The best solution is to set up a dedicated black and white printer, where black ink of different densities is used to fill the color slots. I’ve done that. It works great. But you can make decent black and white prints with the Epson WF-7110 by forcing it to print with black ink only.
That’s not as easy as it sounds! If the Epson WF-7110 thinks it is printing a photo, it will try to mix colors to make black and gray. You have to trick it. First, make your photo grayscale mode using something like gimp. Next, choose matte paper from your print dialog, even if you have glossy paper loaded in the printer. It should use just the black ink.
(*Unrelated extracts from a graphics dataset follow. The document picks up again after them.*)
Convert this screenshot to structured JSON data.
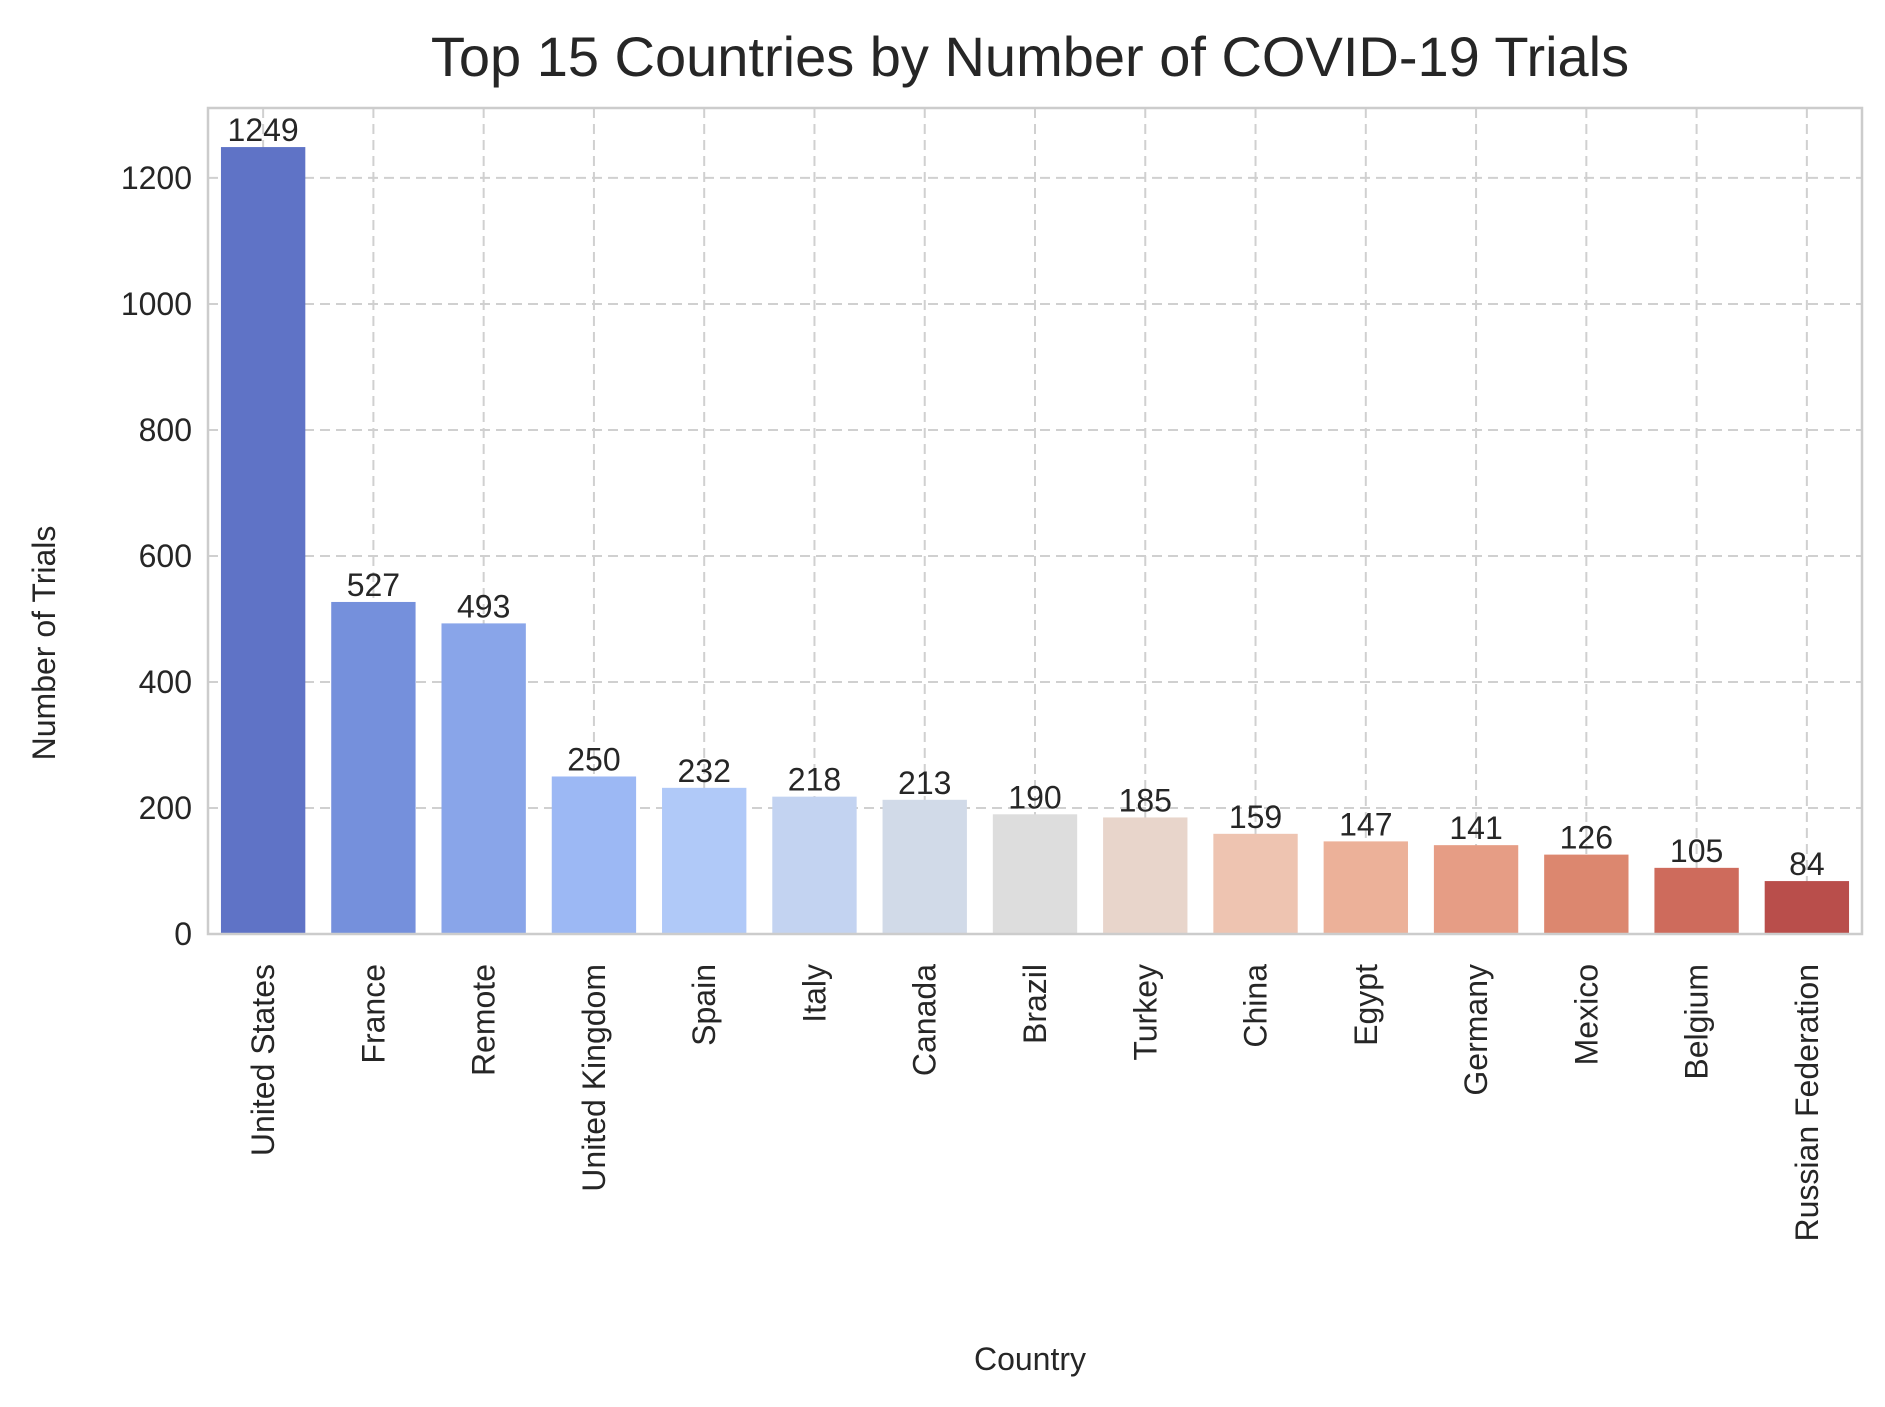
{
  "chart_data": {
    "type": "bar",
    "title": "Top 15 Countries by Number of COVID-19 Trials",
    "xlabel": "Country",
    "ylabel": "Number of Trials",
    "categories": [
      "United States",
      "France",
      "Remote",
      "United Kingdom",
      "Spain",
      "Italy",
      "Canada",
      "Brazil",
      "Turkey",
      "China",
      "Egypt",
      "Germany",
      "Mexico",
      "Belgium",
      "Russian Federation"
    ],
    "values": [
      1249,
      527,
      493,
      250,
      232,
      218,
      213,
      190,
      185,
      159,
      147,
      141,
      126,
      105,
      84
    ],
    "ylim": [
      0,
      1311
    ],
    "yticks": [
      0,
      200,
      400,
      600,
      800,
      1000,
      1200
    ],
    "grid": true,
    "colors": [
      "#5f73c6",
      "#7590dc",
      "#89a5e9",
      "#9cb8f4",
      "#b0c9f8",
      "#c3d3f1",
      "#d1dae8",
      "#dddddd",
      "#e8d5cb",
      "#eec4b1",
      "#ecb199",
      "#e69d85",
      "#dc876f",
      "#ce6b5c",
      "#b94e4b"
    ]
  }
}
For comparison, you may want to print a “black and white” photo on 4×6 glossy paper, telling the printer you are using glossy paper, and the same photo on 4×6 glossy paper, but telling the printer that it is matte. The difference should be obvious. Remember, the color cast will worsen with time. I’ve made beautiful, true black and white prints on the Epson WF-7110 , borderless, at 13×19 inches.
Printing with Gimp
Printing with Gimp has been my big disappointment with this printer. If I figure out a solution, I’ll update this post.
Gimp has a plugin for Epson printers called gutenprint-gimp. I’ve used it for years, with awesome results. It allows you to fine-tune every aspect of printing with the best Epson photo printers.
Unfortunately, the WF-7110 does not appear to be supported by gutenprint. I’m still playing with it. Maybe I’ll get it to work.
I’ve run into this sort of thing with Linux before. Linux tends to support the best hardware, not the cheapest. That’s because developers have limited time and focus on priorities. If you buy a $5,000 Epson printer, everything likely works out of the box, with a lot less hassle than I describe here. It’s hit or miss with a sub-$200 printer.
I’ve had the best luck printing with the Epson WF-7110 out of eog, the Eye of Gnome image viewing program. My printing options are more limited than in gutenprint, but I’m not sure it makes a difference. The prints look great. The real hassle is modifying images in Gimp, then saving them and opening them up in eog to print.
Please feel free to comment on this post or offer suggestions.
Would I buy this printer again? Absolutely! It does what I want it to do. I had a fair amount of experience with Epson printers already, some of them higher-end models than this. I knew what I wanted.